Looking at the PRI, it seems to me that treating an overlong as a single maximal unit is in the spirit of the wording, if not the fine print.

In standards, the "fine print" matters.

That seems to be borne out by Markus, even with his stake in ICU, supporting option #2.

Well, at http://www.unicode.org/L2/L2008/08282-pubrev.html#pri121, I also supported option 2, with code behind it.

Looking at the comments, I don't see any discussion of the effect of this on overlong treatments. My guess is that the effect change was unintentional.

I agree that it was probably not considered explicitly. But overlongs were disallowed for security reasons, and once the definition of UTF-8 was tightened, "overlongs" essentially did not exist anymore. Essentially, "overlong" is a word like "dragon" or "ghost": Everybody knows what it means, but everybody knows they don't exist.

[Just to be sure, by the above, I don't mean that a sequence such as
C0 B0 cannot appear somewhere in some input. But C0 is not UTF-8 all by itself, and there is no need to see C0 B0 as a (ghost) sequence.]


So I have code that handled overlongs in the only correct way possible when they were acceptable,

No. As long as they were acceptable, they wouldn't have been replaced by an FFFD.

and in the obvious way after they became illegal,

Why?
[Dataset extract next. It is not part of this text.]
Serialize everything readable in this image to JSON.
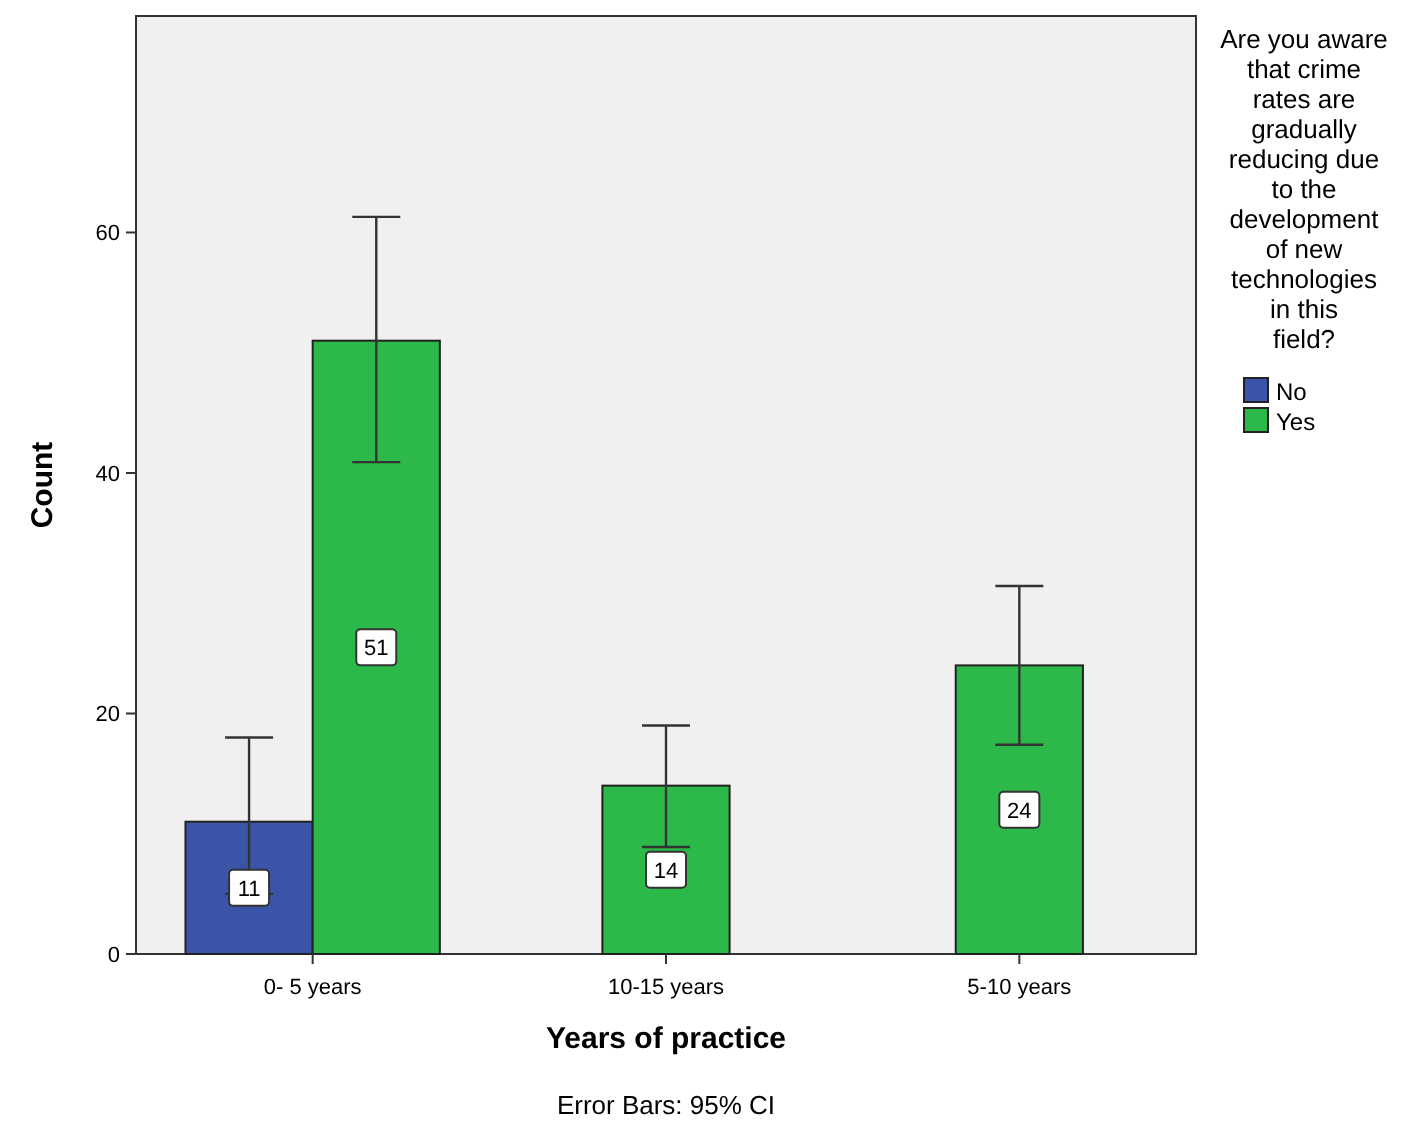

A change was necessary from producing an actual character to producing some number of FFFDs. It may have been easier to produce just a single FFFD, but that depends on how the code was organized.

and now without apparent discussion (which is very much akin to "flimsy reasons"), it suddenly was no longer "best practice".

Not 'now', but almost 9 years ago. And not "without apparent discussion", but with an explicit PRI.

And that change came "rather late in the game". That this escaped notice for years indicates that the specifics of REPLACEMENT CHAR handling don't matter all that much.

I agree. You haven't even yet received a ticket yet.


To cut to the chase, I think Unicode should issue a Corrigendum to the effect that it was never the intent of this change to say that treating overlongs as a single unit isn't best practice. I'm not sure this warrants a full-fledge Corrigendum, though. But I believe the text of the best practices should indicate that treating overlongs as a single unit is just as acceptable as Martin's interpretation.

I'd essentially be fine with that, under the condition that the current recommendation is maintained as a clearly identified recommendation, so that Python3, Ruby, Web standards and browsers, and so on can easily refer to it.

Regards,   Martin.

I believe this is pretty much in line with Shawn's position. Certainly, a discussion of the reasons one might choose one interpretation over another should be included in TUS. That would likely have satisfied my original query, which hence would never have been posted.